Since the value of London property is now more than all property located in Wales, Scotland and the north of England combined – this has made the London housing market unaffordable for most. According to statistics provided by Halifax, average London house prices are often double in contrast to the rest of the UK; £482,000 and £223,000 respectively. Clearly, this creates a financial and emotional toll for the majority of those working and living in the UK capital.
Interestingly, the majority of property wealth is retained by the over-55s where they hold 63.3% of the UK’s net property wealth. Comparatively, only 3.3% of the UK’s net property wealth is held by those who are under 35 years of age! Further statistics provided by Halifax suggest that the average rate of property ownership in the UK currently stands at 63%; in comparison to 48% in London. This emphasises the issue of housing unaffordability in London, particularly for those who do not own a property in London.

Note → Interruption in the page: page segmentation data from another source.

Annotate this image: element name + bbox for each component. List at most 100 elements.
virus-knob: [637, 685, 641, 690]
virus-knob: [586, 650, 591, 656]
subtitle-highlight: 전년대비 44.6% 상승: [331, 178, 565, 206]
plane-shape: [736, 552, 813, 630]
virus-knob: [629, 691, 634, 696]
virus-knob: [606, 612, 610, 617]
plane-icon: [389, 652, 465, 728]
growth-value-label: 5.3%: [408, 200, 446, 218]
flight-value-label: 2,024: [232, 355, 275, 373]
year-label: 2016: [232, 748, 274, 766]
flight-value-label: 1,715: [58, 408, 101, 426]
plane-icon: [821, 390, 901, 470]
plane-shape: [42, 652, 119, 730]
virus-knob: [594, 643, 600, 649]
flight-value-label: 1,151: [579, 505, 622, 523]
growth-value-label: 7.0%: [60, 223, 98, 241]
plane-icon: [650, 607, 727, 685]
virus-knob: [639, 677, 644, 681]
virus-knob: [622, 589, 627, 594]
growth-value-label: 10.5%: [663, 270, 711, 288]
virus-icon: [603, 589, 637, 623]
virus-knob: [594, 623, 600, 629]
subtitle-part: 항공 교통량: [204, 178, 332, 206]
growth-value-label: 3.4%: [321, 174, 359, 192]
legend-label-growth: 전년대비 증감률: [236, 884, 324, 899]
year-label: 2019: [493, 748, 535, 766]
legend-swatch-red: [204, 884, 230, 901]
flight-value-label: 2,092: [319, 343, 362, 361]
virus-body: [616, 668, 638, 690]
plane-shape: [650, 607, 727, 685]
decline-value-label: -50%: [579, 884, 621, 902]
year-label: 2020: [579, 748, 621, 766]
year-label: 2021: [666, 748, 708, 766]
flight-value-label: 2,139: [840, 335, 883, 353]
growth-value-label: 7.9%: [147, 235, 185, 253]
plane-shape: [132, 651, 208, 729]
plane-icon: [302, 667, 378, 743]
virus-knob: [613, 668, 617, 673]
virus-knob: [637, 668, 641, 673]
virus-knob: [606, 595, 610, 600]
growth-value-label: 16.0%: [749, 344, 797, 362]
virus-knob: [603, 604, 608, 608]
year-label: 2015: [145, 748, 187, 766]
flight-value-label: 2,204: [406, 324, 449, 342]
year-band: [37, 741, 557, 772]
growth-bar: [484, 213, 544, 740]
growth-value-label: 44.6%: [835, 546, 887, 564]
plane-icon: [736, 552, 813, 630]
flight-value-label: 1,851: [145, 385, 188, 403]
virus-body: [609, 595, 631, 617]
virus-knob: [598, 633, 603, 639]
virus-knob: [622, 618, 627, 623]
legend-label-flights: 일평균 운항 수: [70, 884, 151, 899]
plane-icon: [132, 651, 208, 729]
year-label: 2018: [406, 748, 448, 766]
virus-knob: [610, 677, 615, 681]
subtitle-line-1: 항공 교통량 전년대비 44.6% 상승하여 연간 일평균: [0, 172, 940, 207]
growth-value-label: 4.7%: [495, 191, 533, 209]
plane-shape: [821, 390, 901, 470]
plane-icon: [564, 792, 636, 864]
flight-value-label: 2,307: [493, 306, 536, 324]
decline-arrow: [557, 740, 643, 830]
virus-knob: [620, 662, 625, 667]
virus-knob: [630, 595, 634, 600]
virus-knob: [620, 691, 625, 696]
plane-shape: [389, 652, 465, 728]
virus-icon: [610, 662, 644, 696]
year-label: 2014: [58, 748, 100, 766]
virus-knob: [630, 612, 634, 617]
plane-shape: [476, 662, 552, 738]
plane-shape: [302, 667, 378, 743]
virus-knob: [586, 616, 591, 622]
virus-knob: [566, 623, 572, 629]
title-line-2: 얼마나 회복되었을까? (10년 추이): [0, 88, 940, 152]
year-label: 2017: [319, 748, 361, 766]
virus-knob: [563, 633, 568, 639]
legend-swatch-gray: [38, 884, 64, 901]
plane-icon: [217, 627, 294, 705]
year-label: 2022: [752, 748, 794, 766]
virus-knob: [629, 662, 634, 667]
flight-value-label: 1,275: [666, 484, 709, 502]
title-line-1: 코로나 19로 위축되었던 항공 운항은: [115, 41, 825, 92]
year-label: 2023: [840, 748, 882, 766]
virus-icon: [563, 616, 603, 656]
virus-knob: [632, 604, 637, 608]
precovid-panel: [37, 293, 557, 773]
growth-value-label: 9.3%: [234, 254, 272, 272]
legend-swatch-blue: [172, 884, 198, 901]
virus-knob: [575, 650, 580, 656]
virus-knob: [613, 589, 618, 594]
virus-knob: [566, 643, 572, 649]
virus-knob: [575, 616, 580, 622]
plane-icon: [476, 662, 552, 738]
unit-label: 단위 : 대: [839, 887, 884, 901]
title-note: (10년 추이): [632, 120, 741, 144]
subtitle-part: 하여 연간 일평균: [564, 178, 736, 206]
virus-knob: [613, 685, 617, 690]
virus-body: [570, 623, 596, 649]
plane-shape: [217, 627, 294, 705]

With these viewpoints in mind, it is not of a surprise that Londoners are leaving the capital for popular regional cities such as Brighton and Birmingham; where a combined number of 12,100 people from the UK capital moving into these regional cities last year. Other population regional cities included Bristol and Manchester which attracted 4,210 and 4,150 Londoners into their cities respectively.
Overall, we anticipate London house prices to decline marginally (as demand still exceeds supply). For regional cities, house prices will rise in line with the net migration of Londoners to regional cities (which is also expected to strengthen in numbers on a yearly basis).